Agility is one of those buzzwords that can have many different meanings. In a recent article by Leo M. Tillman and General Charles Jacoby, they define Agility much the same way I think about it:
Agility is the capacity to detect, assess, and respond to environmental changes in ways that are purposeful, decisive, and grounded in the will to win
Several years ago when I reflected on the exponential pace of our world, it struck me that the only way to deal with the shifts that are coming is through a resilience that permeates an organization. At the heart of any Transformation in my mind was the enablement of this resilience. Fast forward several years and I’m more convinced than ever that the Strategic Foundation of an organization must be adaptive at its core. The above article describes it this way:
Agile organizations possess both strategic and tactical agility. Strategic agility enables entire organizations to move with the speed of relevance: to detect and assess major trends and environmental changes and dynamically adapt their strategic visions, business models, human capital and campaign plans. Tactical agility enables employees to move with the speed of the challenge: to take smart risks, capture opportunities, improvise and innovate as they execute a clear strategy. This requires the buy-in and active engagement of the whole organization, up and down the hierarchy and out to the very edges.

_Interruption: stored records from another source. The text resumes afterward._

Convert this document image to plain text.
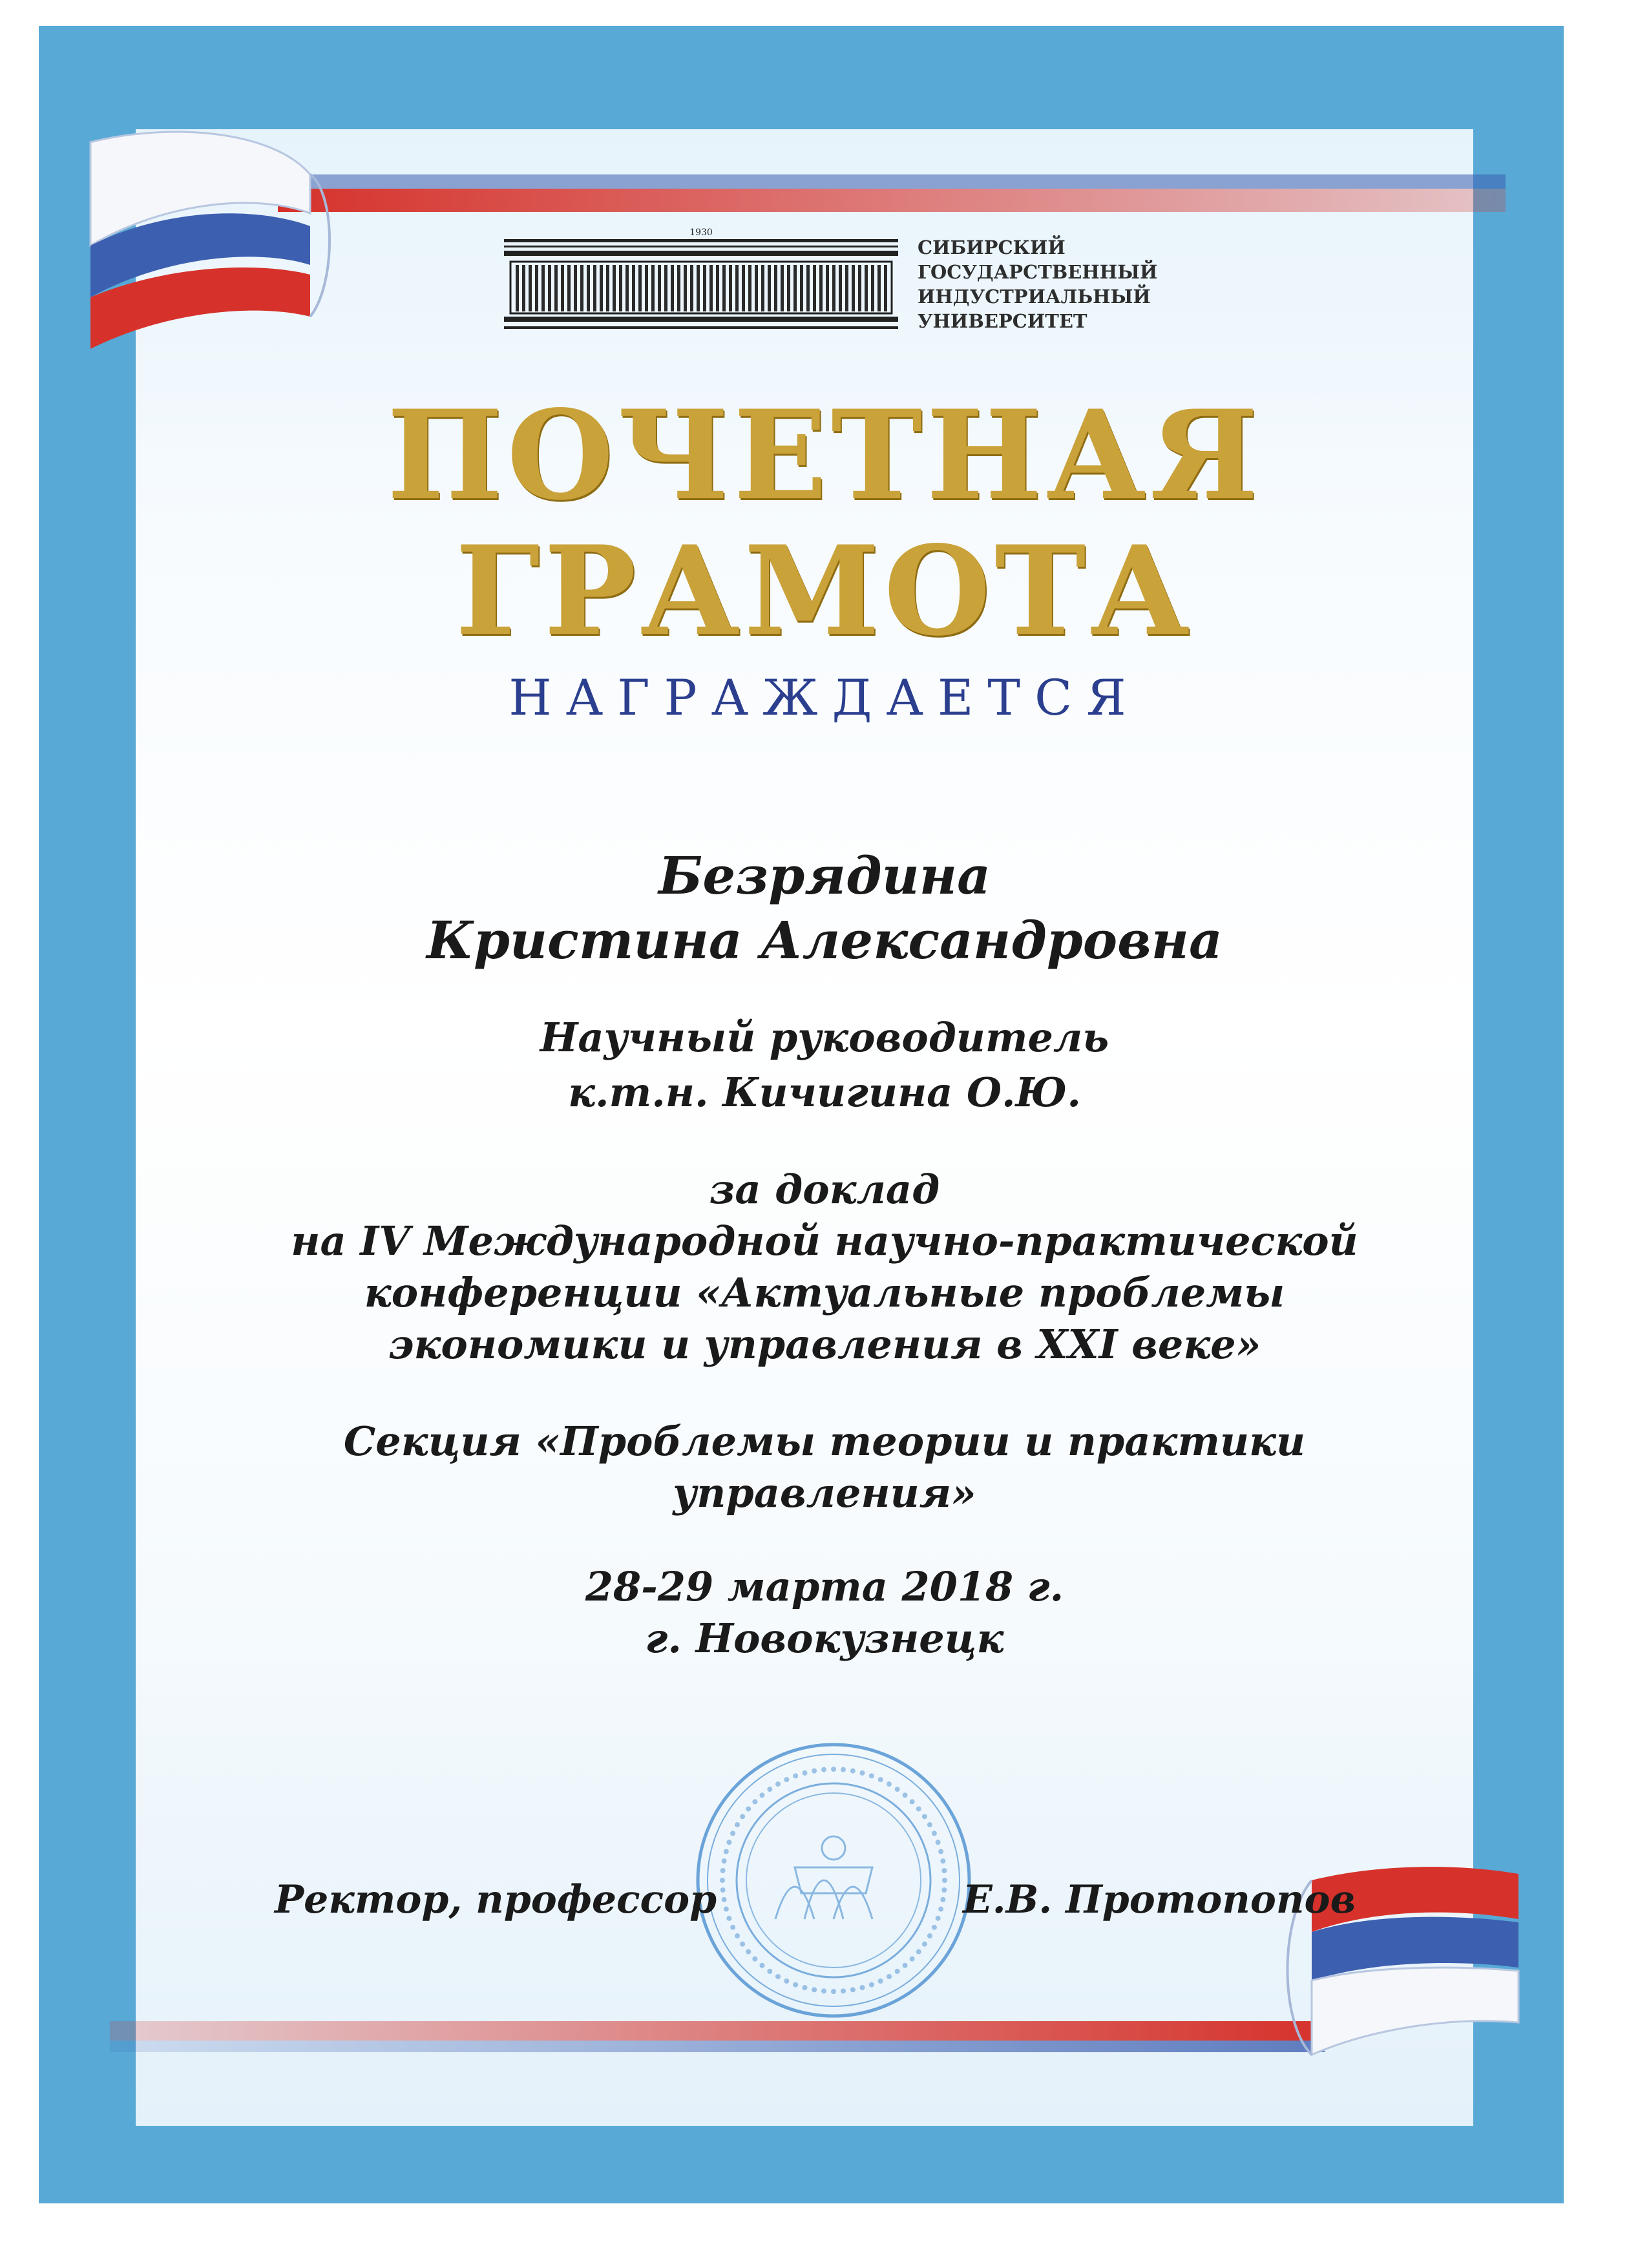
1930
СИБИРСКИЙ
ГОСУДАРСТВЕННЫЙ
ИНДУСТРИАЛЬНЫЙ
УНИВЕРСИТЕТ
ПОЧЕТНАЯ
ГРАМОТА
НАГРАЖДАЕТСЯ
Безрядина
Кристина Александровна
Научный руководитель
к.т.н. Кичигина О.Ю.
за доклад
на IV Международной научно-практической
конференции «Актуальные проблемы
экономики и управления в XXI веке»
Секция «Проблемы теории и практики
управления»
28-29 марта 2018 г.
г. Новокузнецк
Ректор, профессор	Е.В. Протопопов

Realizing this vision for an organization is hard. In most cases, traditional organizations do not have the Sense and Respond mechanisms required to effectively accomplish the things described above. It is therefore refreshing to see an article and a Book dedicated to this definition of agility. I have not read the book yet – but it is sure to enter my Book Library soon.
One thought on “Agility”
Agility takes energy. Practicing agility uses more energy than status quo. For that reason, It is necessary to understand how much institutional energy is available to respond and practice agility.